The Liang case serves as a great example of one of the points Dessaulles emphasized in his presentation, namely that when it comes to insider trading, highly placed executives are far from the only concern. In the Freeport McMoran case in the mid-90s, for example, the central figure was a consulting geologist, not an employee of the mining company itself. In the 2001 case related to Nortel’s acquisition of Clarify, the central figure was an executive working at a public relations firm that had a contract with Clarify. And now, in the Liang case, the guilty party not only didn’t work for the company in question, he also had no contractual or other financial relationship with the company. Instead, he was a scientist at a regulatory agency.

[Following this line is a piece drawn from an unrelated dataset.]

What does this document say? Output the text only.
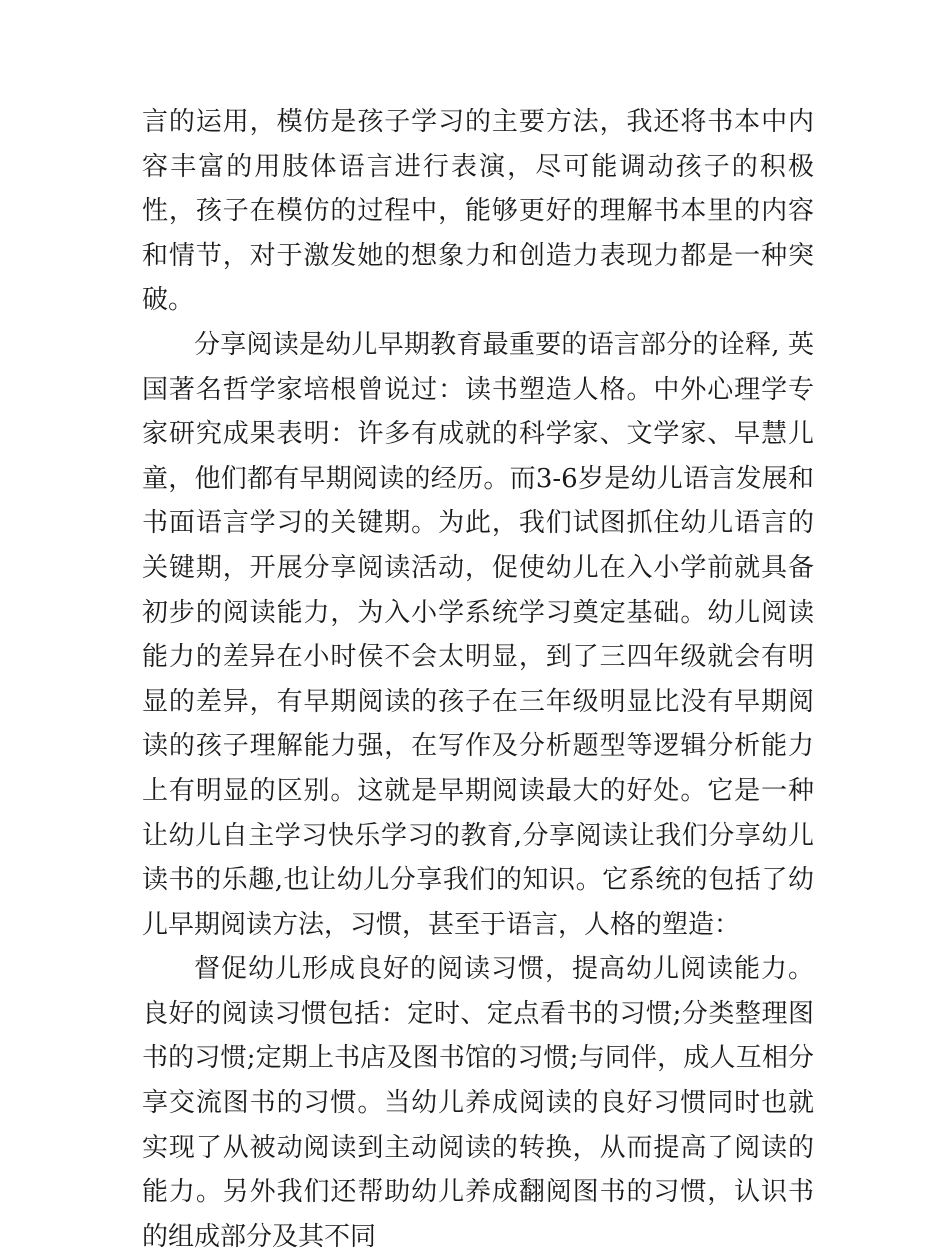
言的运用，模仿是孩子学习的主要方法，我还将书本中内容丰富的用肢体语言进行表演，尽可能调动孩子的积极性，孩子在模仿的过程中，能够更好的理解书本里的内容和情节，对于激发她的想象力和创造力表现力都是一种突破。

分享阅读是幼儿早期教育最重要的语言部分的诠释, 英国著名哲学家培根曾说过：读书塑造人格。中外心理学专家研究成果表明：许多有成就的科学家、文学家、早慧儿童，他们都有早期阅读的经历。而3-6岁是幼儿语言发展和书面语言学习的关键期。为此，我们试图抓住幼儿语言的关键期，开展分享阅读活动，促使幼儿在入小学前就具备初步的阅读能力，为入小学系统学习奠定基础。幼儿阅读能力的差异在小时侯不会太明显，到了三四年级就会有明显的差异，有早期阅读的孩子在三年级明显比没有早期阅读的孩子理解能力强，在写作及分析题型等逻辑分析能力上有明显的区别。这就是早期阅读最大的好处。它是一种让幼儿自主学习快乐学习的教育,分享阅读让我们分享幼儿读书的乐趣,也让幼儿分享我们的知识。它系统的包括了幼儿早期阅读方法，习惯，甚至于语言，人格的塑造：

督促幼儿形成良好的阅读习惯，提高幼儿阅读能力。 良好的阅读习惯包括：定时、定点看书的习惯;分类整理图书的习惯;定期上书店及图书馆的习惯;与同伴，成人互相分享交流图书的习惯。当幼儿养成阅读的良好习惯同时也就实现了从被动阅读到主动阅读的转换，从而提高了阅读的能力。另外我们还帮助幼儿养成翻阅图书的习惯，认识书的组成部分及其不同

Other cases have involved administrative assistants, or even employees at companies printing corporate reports.
This highlights an important point about the ethics of insider trading. The stereotypical cases of insider trading involve executives making use of undisclosed knowledge to gain an unfair advantage over outsiders in buying or selling stock. In taking unfair advantage, executives not only perpetrate a basic injustice, but also violate their duties to shareholders. But the kinds of cases cited above point to a different reason for the wrongness of insider trading. In the FDA case, the central figure wasn’t someone with direct obligations to corporate shareholders. There was thus no breach of fiduciary duty (at least not in the usual sense). What’s really at stake, in such cases, is the undermining of the basic principle of free-and-voluntary exchange on which the a free-market economy is based.
The challenge for organizations is to make sure that employees and contractors with access to sensitive information understand the definition of—and penalties for—insider trading. But that’s a serious challenge, especially at big companies. Better still would be for more people to understand the moral underpinnings of free markets quite generally, and to have the moral reasoning skills to figure out the rest from there.